More Int8 quantized models
https://gluon-cv.mxnet.io/build/examples_deployment/int8_inference.html
Below CPU performance is benchmarked on AWS EC2 C5.12xlarge instance with 24 physical cores.
Note that you will need nightly build of MXNet to properly use these new features.
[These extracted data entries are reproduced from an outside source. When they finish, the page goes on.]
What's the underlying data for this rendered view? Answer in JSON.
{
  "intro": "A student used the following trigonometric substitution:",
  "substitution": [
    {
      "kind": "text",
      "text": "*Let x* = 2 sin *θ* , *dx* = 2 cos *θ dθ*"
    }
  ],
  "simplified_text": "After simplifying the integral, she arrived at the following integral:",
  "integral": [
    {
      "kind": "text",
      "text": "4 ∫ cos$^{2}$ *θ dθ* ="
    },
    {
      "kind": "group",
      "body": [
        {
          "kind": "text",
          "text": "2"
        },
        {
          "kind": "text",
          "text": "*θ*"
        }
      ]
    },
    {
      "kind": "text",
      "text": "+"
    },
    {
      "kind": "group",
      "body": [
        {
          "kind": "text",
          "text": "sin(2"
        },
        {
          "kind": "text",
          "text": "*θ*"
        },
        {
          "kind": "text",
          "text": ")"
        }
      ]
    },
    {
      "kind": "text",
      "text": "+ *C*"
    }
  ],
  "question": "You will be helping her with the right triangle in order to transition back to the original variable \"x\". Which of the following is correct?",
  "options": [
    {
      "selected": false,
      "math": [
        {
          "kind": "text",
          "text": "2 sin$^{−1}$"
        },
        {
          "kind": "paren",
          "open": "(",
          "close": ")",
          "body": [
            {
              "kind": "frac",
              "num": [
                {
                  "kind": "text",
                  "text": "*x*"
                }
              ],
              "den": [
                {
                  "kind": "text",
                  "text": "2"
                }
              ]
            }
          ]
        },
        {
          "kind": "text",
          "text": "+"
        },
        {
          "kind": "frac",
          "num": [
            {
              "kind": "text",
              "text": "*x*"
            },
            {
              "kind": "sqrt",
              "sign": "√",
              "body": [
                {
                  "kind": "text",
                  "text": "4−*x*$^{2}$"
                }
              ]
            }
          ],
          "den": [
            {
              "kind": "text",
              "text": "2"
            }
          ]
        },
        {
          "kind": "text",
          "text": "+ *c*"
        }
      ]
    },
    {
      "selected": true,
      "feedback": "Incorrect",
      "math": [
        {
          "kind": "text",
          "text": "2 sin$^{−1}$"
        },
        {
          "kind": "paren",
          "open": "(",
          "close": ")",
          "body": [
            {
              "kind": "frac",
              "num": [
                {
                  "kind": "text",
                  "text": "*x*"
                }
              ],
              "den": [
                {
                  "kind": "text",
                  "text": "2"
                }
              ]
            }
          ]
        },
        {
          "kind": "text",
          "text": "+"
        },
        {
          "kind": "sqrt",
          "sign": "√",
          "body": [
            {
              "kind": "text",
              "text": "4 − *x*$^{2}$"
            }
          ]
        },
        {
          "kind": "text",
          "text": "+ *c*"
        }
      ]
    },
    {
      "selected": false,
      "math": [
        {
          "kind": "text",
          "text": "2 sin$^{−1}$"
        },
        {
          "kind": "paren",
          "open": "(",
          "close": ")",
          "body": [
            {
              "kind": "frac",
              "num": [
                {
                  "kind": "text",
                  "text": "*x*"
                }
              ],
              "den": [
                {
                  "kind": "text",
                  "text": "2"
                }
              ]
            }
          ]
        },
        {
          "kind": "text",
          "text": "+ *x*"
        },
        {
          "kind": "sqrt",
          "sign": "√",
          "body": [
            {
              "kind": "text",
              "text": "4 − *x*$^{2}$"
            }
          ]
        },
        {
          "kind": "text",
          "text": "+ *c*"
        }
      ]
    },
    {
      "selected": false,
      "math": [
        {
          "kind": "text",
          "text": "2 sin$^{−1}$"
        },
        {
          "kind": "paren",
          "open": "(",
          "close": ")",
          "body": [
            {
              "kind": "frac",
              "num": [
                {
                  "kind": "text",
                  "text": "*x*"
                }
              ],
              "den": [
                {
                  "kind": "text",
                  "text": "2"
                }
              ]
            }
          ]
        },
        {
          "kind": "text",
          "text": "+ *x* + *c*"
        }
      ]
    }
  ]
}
Model | Dataset | Batch Size | Speedup (INT8/FP32) | FP32 Accuracy | INT8 Accuracy |
---|---|---|---|---|---|
simple_pose_resnet18_v1b | COCO Keypoint | 128 | 2.55 | 66.3 | 65.9 |
simple_pose_resnet50_v1b | COCO Keypoint | 128 | 3.50 | 71.0 | 70.6 |
simple_pose_resnet50_v1d | COCO Keypoint | 128 | 5.89 | 71.6 | 71.4 |
simple_pose_resnet101_v1b | COCO Keypoint | 128 | 4.07 | 72.4 | 72.2 |
simple_pose_resnet101_v1d | COCO Keypoint | 128 | 5.97 | 73.0 | 72.7 |
vgg16_ucf101 | UCF101 | 64 | 4.46 | 81.86 | 81.41 |
inceptionv3_ucf101 | UCF101 | 64 | 5.16 | 86.92 | 86.55 |
resnet18_v1b_kinetics400 | Kinetics400 | 64 | 5.24 | 63.29 | 63.14 |
resnet50_v1b_kinetics400 | Kinetics400 | 64 | 6.78 | 68.08 | 68.15 |
inceptionv3_kinetics400 | Kinetics400 | 64 | 5.29 | 67.93 | 67.92 |
For pose-estimation models, the accuracy metric is OKS AP w/o flip. Quantized 2D video action recognition models are calibrated with num-segments=3 (7 is for ResNet-based models).
Bug fixes and Improvements
- Performance of PSPNet using ResNet101 as backbone on Cityscapes (semantic segmentation) is improved from mIoU 77.1% to 79.9%, higher than the number reported in original paper.
- We will deprecate Python2 support in the next release.